Menurut Cak Sholeh, sudah jelas, bahwa, kebijakan Bupati Gus Muhdlor itu melanggar, sudah jelas itu larangan. Ada juga surat edaran dari Mendagri yang melarang, tetapi, Bupati tetap saja dan sampai sekarang tidak dilakukan pembatalan.

“He, warga Sidoarjo ojo meneng, jangan diam. Ingat sudah ada kesalahan beberapa waktu lalu, di mana bupatimu diduga menerima uang-uang pungli ASN pemungut pajak yang sekarang sedang diincar oleh KPK lho. Justru menjelang pemilihan kepala daerah bikin ulah lagi dengan mutasi 500 pejabat,” tegas Cak Sholeh.

Masih menurut aktivis 1998 ini, tentu ada dugaan mutase ini berkaitan dengan pemilihan kepala daerah. “Ayo teman-teman semua, orang-orang Sidoarjo, teman-teman DPRD harus bersikap supaya mutase 500 pejabat ini dibatalkan. Mutasi ini bisa menyebabkan, Gus Muhdlor ketika mencalonkan diri menjadi kepala daerah bisa kena diskualifikasi, kalua tidak ditangkap KPK lebih dahulu, terkait urusan pungli ASN pemungut pajak,” urainya.

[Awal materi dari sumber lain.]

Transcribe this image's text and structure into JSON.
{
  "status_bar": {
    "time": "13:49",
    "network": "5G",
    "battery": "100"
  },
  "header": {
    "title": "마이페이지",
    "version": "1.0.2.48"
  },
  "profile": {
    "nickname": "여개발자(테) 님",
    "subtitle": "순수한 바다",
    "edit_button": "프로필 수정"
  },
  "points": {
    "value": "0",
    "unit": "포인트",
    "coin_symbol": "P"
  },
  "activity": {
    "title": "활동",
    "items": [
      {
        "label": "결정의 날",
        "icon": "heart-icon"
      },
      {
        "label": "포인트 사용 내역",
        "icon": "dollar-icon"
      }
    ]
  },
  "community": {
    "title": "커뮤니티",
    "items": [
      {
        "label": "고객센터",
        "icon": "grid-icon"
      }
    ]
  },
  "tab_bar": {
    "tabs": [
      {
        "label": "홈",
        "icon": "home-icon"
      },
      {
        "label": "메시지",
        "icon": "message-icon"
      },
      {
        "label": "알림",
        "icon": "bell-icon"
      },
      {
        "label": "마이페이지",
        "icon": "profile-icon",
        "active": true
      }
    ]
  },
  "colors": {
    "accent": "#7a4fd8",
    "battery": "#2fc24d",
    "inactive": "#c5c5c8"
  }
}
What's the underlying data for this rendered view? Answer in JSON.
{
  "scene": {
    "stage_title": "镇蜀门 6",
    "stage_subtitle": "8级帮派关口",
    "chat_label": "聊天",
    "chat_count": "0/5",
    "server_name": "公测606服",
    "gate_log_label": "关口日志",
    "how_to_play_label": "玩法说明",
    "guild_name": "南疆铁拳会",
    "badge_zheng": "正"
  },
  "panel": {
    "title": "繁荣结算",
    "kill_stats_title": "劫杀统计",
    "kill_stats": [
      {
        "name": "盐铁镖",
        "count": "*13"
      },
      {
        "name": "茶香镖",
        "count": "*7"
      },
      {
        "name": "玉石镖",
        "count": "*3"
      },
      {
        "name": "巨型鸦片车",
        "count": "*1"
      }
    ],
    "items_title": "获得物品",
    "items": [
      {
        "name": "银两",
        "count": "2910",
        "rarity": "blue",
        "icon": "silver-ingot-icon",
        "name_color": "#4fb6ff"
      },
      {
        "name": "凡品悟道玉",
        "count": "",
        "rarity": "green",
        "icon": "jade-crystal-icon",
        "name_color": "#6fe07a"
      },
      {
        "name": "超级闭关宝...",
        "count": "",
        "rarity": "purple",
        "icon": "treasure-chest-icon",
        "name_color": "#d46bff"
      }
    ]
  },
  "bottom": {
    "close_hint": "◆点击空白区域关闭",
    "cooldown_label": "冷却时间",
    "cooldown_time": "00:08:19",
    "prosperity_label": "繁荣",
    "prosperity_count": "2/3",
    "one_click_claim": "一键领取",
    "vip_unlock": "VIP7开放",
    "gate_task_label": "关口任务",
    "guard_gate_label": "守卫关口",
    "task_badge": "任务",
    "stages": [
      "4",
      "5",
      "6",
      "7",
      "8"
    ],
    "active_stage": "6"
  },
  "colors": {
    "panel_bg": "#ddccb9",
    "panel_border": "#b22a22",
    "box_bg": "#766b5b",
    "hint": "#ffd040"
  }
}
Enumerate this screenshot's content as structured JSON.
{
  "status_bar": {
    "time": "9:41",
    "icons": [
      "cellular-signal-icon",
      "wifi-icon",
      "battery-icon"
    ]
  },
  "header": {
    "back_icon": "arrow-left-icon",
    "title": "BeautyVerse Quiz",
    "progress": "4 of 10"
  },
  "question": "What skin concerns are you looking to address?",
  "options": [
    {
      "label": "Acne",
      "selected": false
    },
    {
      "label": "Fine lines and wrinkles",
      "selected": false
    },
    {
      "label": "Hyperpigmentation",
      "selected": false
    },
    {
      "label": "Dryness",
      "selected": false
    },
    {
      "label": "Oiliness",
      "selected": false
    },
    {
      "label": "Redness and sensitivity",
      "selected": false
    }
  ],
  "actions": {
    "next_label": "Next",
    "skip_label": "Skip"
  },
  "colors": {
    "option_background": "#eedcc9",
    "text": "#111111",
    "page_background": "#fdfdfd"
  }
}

Seperti diberitakan banyak media, pengangkatan ratusan pejabat di lingkungan Pemkab Sidoarjo jumat 22 Maret lalu ditengarai melanggar aturan dan bernuansa politik. Bahkan pengangkatan Sekretaris, beberapa kepala departemen lainnya terancam dibatalkan.

Pengamat Politik dan Pemerintahan Sidoarjo, Nanang Romi juga menduga kebijakan Bupati Sidoarjo di Pendopo Delta Wibawa itu tidak sah, jika mengacu pada Peraturan Menteri Dalam Negeri (Permendagri) nomor 73 Tahun 2016.

Kebijakan tersebut mengacu pada Surat Edaran Menteri Dalam Negeri (SE Mendargri) tanggal 29 Maret 2024 bernomor 100.2.1.3/1575/SJ.

Salah satu poin surat edaran tersebut adalah mengingatkan gubernur, bupati, dan walikota agar tidak berpindah jabatan enam bulan sebelum tanggal penetapan pasangan calon pada Pilkada Serentak 2024 hingga berakhirnya masa jabatan, kecuali mendapat persetujuan tertulis dari Gubernur.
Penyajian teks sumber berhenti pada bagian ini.